Particule(s) élémentaire(s)

Immédiatement reconnaissable et synonyme de luxe et de distinction, nous avons tous en tête une idée du style Givenchy : un parfum, une robe, une allure.

  

Il est d’usage de retracer le parcours d’un grand monsieur (au sens propre également car il mesurait près de 2 mètres) mais les rencontres qui ont jalonnées sa vie transcrivent à elles-seules, un bien plus vibrant hommage. Nous ne savons pas grand-chose de monsieur Givenchy, son raffinement n’ayant eu d’égal que sa discrétion. J’avais envie d’évoquer les belles rencontres, celles qui changent le cours du temps, pour le reste d’une vie.

Il y eu d’abord la rencontre avec son mentor et idole Cristobal Balenciaga qui encouragera le styliste tout au long de sa carrière. Je possède un sac à main de cette marque. Bleu pétrole, il va avec toutes mes tenues, je l’aime d’amour.

Si l’on vous dit : « How to steal a million ? » ou encore « Breakfast at Tiffany’s » vous penserez immédiatement à Audrey Hepburn, incontournable icône hollywoodienne avec qui Givenchy eut une « histoire d’amour d’un genre particulier ».

Rencontrée dans les années 50, ils formeront un duo jusqu’à élaborer cette élégance à la Hepburn, intemporelle. De lui, Audrey Hepburn dira lors d’une interview donnée en 1991 : « c’est lui qui m’a donné un look, un genre, une silhouette. C’est lui qui, visuellement, a fait de moi ce que je suis devenue. »
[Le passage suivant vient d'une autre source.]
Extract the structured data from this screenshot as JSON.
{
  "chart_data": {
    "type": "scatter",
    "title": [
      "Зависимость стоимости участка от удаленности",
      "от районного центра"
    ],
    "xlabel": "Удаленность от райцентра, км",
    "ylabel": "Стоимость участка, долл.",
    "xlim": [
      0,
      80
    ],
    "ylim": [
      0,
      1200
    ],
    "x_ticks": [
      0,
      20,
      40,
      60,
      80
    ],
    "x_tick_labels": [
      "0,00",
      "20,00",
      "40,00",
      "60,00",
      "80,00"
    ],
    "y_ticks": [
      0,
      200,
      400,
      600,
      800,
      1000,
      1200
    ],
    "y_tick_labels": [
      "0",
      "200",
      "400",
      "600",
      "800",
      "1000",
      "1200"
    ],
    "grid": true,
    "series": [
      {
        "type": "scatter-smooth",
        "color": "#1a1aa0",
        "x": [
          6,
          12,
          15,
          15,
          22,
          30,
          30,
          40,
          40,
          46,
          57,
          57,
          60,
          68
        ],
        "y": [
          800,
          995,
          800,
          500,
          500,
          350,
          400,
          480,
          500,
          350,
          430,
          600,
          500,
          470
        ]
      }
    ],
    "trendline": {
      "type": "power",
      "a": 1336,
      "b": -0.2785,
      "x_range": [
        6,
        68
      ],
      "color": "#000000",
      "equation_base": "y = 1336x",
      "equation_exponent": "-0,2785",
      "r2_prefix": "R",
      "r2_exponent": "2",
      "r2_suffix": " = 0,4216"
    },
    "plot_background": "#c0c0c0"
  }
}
Ces mots raisonnent. Ils me paraissent très forts et tellement modernes dans ce qu’ils décrivent: L’identité visuelle.

C’est tout à fait cela. Aujourd’hui, comme hier, Il y a : ce que l’on est (son hérédité), ce que l’on fait (ses actes) ce que l’on dit (parfois à l’encontre, ou en dépit de ce que l’on fait) et puis, cette notion d’identité visuelle. Le détail qui fait que l’on vous identifie dans l’instant, comme un logo et sa marque. C’est ce qui fait devenir certains modèles, des icônes, et certains acteurs, des légendes. Dans notre société contemporaine, le visuel a pris une place prédominante dans la communication. Au travers notamment des réseaux sociaux, on se parle de moins en moins, pour autant, on se montre de plus en plus. Je me demande si Givenchy avait un avis sur la question. Quel regard pouvait-il porter sur l’époque, un brin schizophrène ?

Quoi qu’il en soit, la recherche d’identité visuelle ou les duos muse-pygmalions ont toujours nourris la créativité des artistes et les stylistes sont loin d’être exempts.
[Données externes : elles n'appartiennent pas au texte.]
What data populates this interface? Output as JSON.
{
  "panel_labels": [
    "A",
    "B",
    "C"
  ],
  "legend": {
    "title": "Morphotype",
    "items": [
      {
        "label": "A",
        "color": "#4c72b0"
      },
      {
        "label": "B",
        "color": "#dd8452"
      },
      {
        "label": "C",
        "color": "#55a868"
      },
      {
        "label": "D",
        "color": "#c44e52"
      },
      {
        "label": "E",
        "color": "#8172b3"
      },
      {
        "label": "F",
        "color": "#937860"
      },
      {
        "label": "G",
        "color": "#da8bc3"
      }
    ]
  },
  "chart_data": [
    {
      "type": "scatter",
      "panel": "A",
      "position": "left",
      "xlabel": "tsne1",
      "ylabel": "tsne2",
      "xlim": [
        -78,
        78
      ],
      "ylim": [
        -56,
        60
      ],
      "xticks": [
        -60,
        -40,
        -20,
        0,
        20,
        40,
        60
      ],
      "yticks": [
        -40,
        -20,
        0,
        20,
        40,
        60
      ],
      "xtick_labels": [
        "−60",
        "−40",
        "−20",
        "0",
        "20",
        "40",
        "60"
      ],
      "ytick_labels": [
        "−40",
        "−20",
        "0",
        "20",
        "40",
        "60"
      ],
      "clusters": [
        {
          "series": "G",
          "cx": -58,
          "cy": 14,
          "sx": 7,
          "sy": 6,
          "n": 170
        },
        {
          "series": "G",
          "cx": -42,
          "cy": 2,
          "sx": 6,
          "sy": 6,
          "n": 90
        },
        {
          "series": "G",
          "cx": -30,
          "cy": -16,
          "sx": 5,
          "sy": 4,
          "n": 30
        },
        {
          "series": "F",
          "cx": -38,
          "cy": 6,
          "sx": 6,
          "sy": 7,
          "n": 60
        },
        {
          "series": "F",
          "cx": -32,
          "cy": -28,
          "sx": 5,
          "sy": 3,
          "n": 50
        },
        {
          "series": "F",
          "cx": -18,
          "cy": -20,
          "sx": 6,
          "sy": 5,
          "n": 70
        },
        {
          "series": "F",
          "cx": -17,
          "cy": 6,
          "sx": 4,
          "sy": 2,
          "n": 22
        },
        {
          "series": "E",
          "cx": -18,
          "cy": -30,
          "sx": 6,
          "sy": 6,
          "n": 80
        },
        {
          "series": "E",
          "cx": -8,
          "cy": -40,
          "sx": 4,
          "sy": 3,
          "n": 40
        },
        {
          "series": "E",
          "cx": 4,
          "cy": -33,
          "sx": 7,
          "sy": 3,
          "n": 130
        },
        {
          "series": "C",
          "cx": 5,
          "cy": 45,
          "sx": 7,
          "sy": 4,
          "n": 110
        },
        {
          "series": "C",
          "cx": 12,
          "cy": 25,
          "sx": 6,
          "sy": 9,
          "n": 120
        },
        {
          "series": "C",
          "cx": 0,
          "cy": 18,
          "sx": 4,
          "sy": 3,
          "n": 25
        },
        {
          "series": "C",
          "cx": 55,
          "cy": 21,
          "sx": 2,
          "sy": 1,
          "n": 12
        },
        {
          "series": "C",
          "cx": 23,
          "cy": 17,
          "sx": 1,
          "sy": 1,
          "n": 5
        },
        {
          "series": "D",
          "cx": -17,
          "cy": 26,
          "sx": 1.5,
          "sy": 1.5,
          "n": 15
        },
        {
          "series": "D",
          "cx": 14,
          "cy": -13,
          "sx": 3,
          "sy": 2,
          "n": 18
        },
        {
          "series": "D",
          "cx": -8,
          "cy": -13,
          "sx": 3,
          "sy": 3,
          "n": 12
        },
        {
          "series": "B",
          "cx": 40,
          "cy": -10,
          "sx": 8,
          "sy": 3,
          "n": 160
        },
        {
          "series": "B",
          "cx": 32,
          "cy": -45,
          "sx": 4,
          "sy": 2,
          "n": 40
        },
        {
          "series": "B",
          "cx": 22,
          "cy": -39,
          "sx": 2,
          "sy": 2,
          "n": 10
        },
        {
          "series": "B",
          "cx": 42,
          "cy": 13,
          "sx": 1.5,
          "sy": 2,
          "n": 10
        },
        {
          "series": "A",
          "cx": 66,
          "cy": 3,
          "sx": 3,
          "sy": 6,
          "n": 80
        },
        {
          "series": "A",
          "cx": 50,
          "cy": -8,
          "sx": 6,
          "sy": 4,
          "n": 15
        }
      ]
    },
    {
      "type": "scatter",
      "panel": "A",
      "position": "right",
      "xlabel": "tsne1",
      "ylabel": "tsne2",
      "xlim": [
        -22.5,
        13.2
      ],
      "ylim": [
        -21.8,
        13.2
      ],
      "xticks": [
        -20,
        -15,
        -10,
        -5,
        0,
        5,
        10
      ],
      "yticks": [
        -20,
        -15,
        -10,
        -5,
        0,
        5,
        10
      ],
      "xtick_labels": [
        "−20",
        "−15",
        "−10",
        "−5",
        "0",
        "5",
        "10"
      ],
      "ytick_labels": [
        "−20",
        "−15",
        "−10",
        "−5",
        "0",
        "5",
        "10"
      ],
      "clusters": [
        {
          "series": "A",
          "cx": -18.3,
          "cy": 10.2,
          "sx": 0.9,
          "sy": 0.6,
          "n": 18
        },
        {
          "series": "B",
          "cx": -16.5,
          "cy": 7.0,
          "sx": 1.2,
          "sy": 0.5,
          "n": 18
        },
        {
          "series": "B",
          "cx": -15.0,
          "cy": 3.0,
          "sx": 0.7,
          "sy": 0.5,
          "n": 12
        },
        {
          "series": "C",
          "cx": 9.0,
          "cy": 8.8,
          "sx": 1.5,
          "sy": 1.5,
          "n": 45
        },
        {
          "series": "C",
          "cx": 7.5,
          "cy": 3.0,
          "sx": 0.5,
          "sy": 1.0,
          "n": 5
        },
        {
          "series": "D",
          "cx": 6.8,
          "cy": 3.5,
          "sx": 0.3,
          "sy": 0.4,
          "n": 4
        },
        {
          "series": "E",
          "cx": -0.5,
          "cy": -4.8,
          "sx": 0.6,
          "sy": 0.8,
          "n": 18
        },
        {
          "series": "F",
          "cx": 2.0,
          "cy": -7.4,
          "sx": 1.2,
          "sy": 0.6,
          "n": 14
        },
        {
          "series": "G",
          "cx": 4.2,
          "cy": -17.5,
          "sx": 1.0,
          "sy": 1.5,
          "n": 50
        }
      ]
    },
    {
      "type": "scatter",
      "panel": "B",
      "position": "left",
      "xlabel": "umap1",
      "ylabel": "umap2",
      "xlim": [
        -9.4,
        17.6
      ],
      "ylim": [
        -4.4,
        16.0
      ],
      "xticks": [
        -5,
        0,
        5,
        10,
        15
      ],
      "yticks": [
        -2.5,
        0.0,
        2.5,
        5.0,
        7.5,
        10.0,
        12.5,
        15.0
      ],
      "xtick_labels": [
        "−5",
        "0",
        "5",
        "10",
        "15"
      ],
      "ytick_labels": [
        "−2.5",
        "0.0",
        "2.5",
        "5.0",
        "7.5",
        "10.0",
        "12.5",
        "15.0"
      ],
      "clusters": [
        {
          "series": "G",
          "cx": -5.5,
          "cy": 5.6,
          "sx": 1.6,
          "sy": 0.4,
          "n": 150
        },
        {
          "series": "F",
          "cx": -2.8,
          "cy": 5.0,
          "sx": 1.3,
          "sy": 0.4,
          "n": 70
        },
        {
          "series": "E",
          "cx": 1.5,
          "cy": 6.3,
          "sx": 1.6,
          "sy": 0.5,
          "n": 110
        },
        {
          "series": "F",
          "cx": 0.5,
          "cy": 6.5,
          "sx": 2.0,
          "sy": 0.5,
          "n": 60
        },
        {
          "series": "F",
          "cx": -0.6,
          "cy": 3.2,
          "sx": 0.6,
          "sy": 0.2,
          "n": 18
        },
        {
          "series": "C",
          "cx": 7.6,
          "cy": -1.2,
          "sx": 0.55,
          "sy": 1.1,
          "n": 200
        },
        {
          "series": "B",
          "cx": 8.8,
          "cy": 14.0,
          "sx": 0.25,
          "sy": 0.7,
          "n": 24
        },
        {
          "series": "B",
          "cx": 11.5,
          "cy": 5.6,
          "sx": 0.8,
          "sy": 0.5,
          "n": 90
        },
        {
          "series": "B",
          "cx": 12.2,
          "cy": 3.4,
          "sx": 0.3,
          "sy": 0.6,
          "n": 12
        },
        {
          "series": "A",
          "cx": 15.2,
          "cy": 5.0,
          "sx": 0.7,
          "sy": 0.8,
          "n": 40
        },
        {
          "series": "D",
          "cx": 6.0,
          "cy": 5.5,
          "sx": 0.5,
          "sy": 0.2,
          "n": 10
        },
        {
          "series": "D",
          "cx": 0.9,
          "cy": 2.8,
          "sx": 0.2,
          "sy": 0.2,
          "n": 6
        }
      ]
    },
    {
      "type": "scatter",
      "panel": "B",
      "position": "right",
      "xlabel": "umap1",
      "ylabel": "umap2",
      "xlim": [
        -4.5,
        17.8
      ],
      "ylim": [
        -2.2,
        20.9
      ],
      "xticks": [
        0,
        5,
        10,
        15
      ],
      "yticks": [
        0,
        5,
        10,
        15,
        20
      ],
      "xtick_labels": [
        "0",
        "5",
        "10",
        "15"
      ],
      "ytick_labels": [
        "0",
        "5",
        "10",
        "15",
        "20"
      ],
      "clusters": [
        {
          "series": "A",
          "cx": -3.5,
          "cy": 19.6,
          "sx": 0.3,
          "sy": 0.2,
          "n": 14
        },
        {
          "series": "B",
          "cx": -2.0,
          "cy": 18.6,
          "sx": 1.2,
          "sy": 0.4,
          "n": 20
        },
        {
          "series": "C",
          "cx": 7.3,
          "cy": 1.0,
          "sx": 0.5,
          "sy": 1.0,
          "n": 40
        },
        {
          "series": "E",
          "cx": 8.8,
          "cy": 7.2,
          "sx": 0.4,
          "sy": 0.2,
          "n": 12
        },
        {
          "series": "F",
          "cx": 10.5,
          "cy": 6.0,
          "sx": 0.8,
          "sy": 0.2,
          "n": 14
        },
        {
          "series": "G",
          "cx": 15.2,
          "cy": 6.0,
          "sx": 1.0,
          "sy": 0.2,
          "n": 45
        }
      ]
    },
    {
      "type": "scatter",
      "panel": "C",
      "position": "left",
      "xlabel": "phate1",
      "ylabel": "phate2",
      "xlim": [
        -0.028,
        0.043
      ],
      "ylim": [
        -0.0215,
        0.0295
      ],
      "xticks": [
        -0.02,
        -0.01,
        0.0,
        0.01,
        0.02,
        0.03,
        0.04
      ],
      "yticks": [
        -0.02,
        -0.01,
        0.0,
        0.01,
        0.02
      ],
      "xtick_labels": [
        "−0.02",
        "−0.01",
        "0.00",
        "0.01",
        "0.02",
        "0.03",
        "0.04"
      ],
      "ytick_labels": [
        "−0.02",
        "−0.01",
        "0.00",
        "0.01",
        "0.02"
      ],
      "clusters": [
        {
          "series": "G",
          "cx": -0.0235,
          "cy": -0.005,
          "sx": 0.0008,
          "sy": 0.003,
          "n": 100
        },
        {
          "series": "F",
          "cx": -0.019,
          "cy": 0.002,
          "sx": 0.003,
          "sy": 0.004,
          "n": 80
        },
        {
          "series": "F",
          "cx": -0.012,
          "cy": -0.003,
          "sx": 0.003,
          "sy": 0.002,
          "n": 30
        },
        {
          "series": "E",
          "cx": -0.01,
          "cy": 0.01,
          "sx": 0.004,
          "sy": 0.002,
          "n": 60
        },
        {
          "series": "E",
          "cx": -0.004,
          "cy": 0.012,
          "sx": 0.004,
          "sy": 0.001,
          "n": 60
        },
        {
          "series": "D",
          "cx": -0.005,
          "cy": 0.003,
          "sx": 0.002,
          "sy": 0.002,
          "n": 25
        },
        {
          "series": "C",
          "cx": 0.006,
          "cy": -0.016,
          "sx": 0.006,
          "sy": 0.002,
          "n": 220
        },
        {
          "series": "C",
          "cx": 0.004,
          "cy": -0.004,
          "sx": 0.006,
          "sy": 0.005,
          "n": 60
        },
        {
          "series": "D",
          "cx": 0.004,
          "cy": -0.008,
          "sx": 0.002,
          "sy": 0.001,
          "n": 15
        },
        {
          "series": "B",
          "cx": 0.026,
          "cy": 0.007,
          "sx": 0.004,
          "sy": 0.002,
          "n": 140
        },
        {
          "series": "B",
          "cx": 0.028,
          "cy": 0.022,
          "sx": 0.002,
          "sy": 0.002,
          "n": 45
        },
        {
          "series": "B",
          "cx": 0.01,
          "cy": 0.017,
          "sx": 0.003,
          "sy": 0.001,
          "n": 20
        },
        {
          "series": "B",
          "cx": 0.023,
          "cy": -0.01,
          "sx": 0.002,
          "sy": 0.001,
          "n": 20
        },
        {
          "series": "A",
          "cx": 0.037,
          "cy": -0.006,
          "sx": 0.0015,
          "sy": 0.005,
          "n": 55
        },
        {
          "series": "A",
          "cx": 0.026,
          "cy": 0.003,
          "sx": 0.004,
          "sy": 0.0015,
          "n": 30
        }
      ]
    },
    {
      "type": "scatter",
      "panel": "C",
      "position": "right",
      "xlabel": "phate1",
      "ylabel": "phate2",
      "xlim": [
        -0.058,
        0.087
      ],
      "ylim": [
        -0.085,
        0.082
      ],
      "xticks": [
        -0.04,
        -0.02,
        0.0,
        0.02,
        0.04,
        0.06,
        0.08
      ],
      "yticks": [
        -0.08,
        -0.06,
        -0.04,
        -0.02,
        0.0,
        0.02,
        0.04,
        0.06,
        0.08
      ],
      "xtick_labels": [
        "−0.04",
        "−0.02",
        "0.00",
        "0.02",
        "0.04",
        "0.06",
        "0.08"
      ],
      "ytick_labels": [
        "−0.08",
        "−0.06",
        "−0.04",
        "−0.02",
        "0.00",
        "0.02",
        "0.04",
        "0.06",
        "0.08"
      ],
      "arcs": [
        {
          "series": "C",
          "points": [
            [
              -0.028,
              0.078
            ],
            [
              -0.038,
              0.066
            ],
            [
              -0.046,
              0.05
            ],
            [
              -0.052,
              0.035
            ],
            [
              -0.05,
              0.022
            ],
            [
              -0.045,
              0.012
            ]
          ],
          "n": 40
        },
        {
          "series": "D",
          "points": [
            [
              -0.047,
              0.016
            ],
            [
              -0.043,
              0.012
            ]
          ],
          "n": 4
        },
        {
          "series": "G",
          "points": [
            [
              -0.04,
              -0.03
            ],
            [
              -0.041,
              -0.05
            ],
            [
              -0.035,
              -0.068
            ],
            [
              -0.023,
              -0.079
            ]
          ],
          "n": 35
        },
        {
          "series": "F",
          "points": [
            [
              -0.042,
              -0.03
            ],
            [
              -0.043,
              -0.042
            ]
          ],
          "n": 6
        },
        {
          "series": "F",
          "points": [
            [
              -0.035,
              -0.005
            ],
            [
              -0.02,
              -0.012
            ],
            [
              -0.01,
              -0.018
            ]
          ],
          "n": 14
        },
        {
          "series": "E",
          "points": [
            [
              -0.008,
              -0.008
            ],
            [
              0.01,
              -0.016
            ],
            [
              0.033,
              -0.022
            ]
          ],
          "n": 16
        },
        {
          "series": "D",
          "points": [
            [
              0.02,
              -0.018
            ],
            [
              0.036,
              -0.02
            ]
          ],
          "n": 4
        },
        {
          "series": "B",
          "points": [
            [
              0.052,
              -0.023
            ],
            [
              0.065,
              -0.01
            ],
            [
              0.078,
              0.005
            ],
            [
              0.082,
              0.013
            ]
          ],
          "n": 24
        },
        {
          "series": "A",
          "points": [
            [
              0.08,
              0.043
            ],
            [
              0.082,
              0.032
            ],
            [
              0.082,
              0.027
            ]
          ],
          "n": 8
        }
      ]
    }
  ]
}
On se souvient de Jean-Paul Gauthier et Madonna, Karl Lagerfeld et Ines de la Fressange, et plus récemment Nicolas Ghesquière et Charlotte Gainsbourg ou encore Olivier Rousteing et Kim Kardashian. Les époques se succèdent et les artistes ont toujours noués des relations particulières avec une égérie, comme un tandem créatif.

 

Monsieur Hubert de Givenchy s’en est allé, en ce début d’année 2018. Issu de la noblesse française, visionnaire et résolument moderne, Il a choisi de laisser la particule de côté.

Il a connu la guerre/la victoire, aura porté aux nues la féminité dans ce qu’elle a de plus distingué (mot volontairement désuet).

La griffe Givenchy, quant à elle, raisonnera pour toujours, comme ancrée dans l’ADN de la haute-couture française, un fondamental telles que sont les particules élémentaires.